Automatic deep learning-based assessment of spinopelvic coronal and sagittal alignment

  • Zerouali Mohamed
  • Parpaleix Alexandre
  • Benbakoura Mansour
  • Rigault Caroline
  • Champsaur Pierre
  • Guenoun Daphné

ART

The purpose of this study was to evaluate an artificial intelligence (AI) solution for estimating coronal and sagittal spinopelvic alignment on conventional uniplanar two-dimensional whole-spine radiograph.
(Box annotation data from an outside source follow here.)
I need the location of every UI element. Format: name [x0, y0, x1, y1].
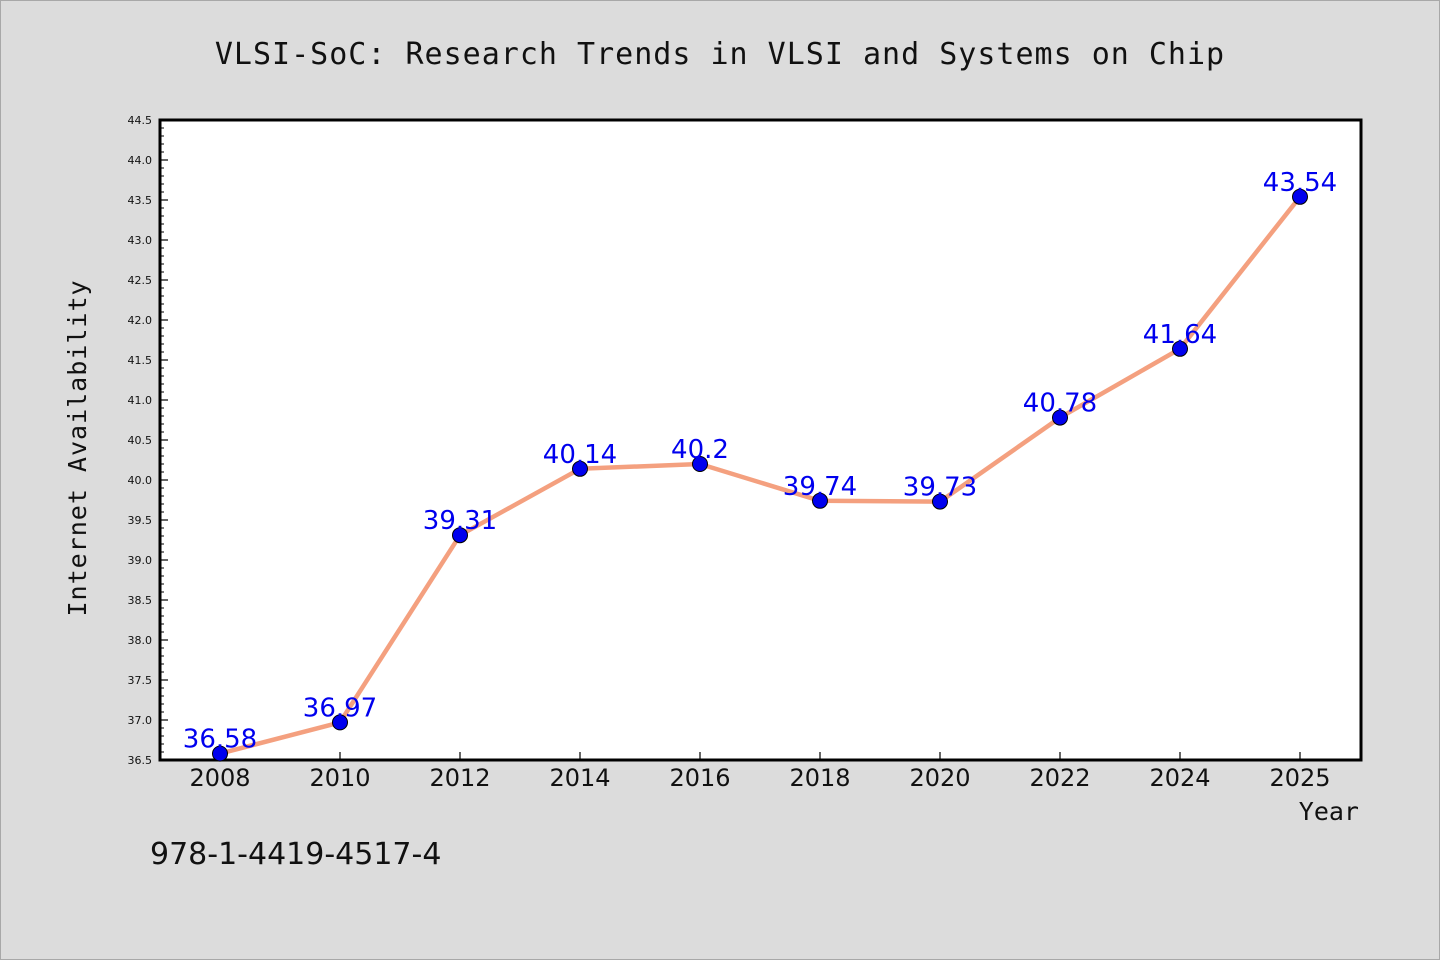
- data-label: 40.14: [543, 440, 617, 470]
- data-point: [1292, 188, 1308, 205]
- y-tick-label: 40.0: [128, 474, 153, 487]
- y-axis-ticks: 36.5 37.0 37.5 38.0 38.5 39.0 39.5 40.0 40.5 41.0…: [128, 114, 168, 767]
- x-tick-label: 2014: [549, 764, 610, 792]
- data-point: [212, 745, 228, 762]
- chart-title: VLSI-SoC: Research Trends in VLSI and Sy…: [215, 37, 1225, 72]
- y-tick-label: 37.0: [128, 714, 153, 727]
- data-label: 40.78: [1023, 389, 1097, 419]
- y-tick-label: 37.5: [128, 674, 153, 687]
- data-label: 39.31: [423, 506, 497, 536]
- y-tick-label: 39.5: [128, 514, 153, 527]
- series-markers: [212, 188, 1308, 762]
- y-axis-label: Internet Availability: [63, 279, 92, 616]
- data-point: [692, 456, 708, 472]
- y-tick-label: 36.5: [128, 754, 153, 767]
- series-line: [217, 194, 1303, 756]
- y-tick-label: 41.0: [128, 394, 153, 407]
- data-point: [1052, 409, 1068, 426]
- data-point: [452, 527, 468, 544]
- x-tick-label: 2020: [909, 764, 970, 792]
- y-tick-label: 42.0: [128, 314, 153, 327]
- series-line-group: [217, 194, 1303, 756]
- data-labels: 36.58 36.97 39.31 40.14 40.2 39.74 39.73 40.78 4…: [183, 168, 1337, 755]
- y-tick-label: 39.0: [128, 554, 153, 567]
- data-label: 40.2: [671, 435, 729, 465]
- y-tick-label: 41.5: [128, 354, 153, 367]
- y-tick-label: 38.5: [128, 594, 153, 607]
- x-tick-label: 2018: [789, 764, 850, 792]
- x-tick-label: 2025: [1269, 764, 1330, 792]
- y-tick-label: 43.5: [128, 194, 153, 207]
- y-tick-label: 44.5: [128, 114, 153, 127]
- x-tick-label: 2024: [1149, 764, 1210, 792]
- data-label: 39.73: [903, 473, 977, 503]
- x-tick-label: 2012: [429, 764, 490, 792]
- y-tick-label: 40.5: [128, 434, 153, 447]
- data-point: [932, 493, 948, 510]
- footer-isbn: 978-1-4419-4517-4: [150, 837, 441, 872]
- x-tick-label: 2016: [669, 764, 730, 792]
- y-tick-label: 44.0: [128, 154, 153, 167]
- data-label: 39.74: [783, 472, 857, 502]
- x-tick-label: 2010: [309, 764, 370, 792]
- plot-area: [158, 118, 1363, 762]
- data-point: [332, 714, 348, 731]
- data-point: [1172, 340, 1188, 357]
- y-tick-label: 42.5: [128, 274, 153, 287]
- x-axis-ticks: 2008 2010 2012 2014 2016 2018 2020 2022 2024 2025: [189, 752, 1331, 792]
- data-label: 36.97: [303, 693, 377, 723]
- x-tick-label: 2008: [189, 764, 250, 792]
- y-tick-label: 43.0: [128, 234, 153, 247]
- data-label: 41.64: [1143, 320, 1217, 350]
- y-tick-label: 38.0: [128, 634, 153, 647]
- x-axis-label: Year: [1299, 797, 1359, 826]
- data-label: 43.54: [1263, 168, 1337, 198]
- data-label: 36.58: [183, 725, 257, 755]
- data-point: [572, 460, 588, 477]
- x-tick-label: 2022: [1029, 764, 1090, 792]
- data-point: [812, 492, 828, 509]
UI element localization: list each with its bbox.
Material and methods: This retrospective observational study included 100 patients (35 men, 65 women) with a median age of 14 years (IQR: 13, 15.25; age range: 3-64 years) who underwent conventional uniplanar two-dimensional whole-spine radiograph in standing position between January and July 2022. Ten most commonly used spinopelvic coronal and sagittal parameters were retrospectively measured without AI by a junior radiologist and approved or adjusted by a senior musculoskeletal radiologist to reach final measurements. Final measurements were used as the ground truth to assess AI performance for each parameter. AI performances were estimated using mean absolute errors (MAE), intraclass correlation coefficient (ICCs), and accuracy for selected clinically relevant thresholds. Readers visually classified AI outputs to assess reliability at a patient-level. Results: AI solution showed excellent consistency without bias in coronal (ICCs ≥ 0.95; MAE ≤ 2.9°or 1.97 mm) and sagittal (ICCs ≥ 0.85; MAE ≤ 4.4°or 2.7 mm) spinopelvic evaluation, except for kyphosis (ICC = 0.58; MAE = 8.7°). AI accuracy to classify low Cobb angle, severe scoliosis or frontal pelvic asymmetry was 91% (95% CI: 85-96), 99% (95% CI: 97-100) and 94% (95% CI: 89-98), respectively. Overall, AI provided reliable measurements in 72/100 patients (72%). Conclusion: The AI solution used in this study for combined coronal and sagittal spinopelvic balance assessment provides results consistent with those of a senior musculoskeletal radiologist, and shows potential benefit for reducing workload in future routine implementation.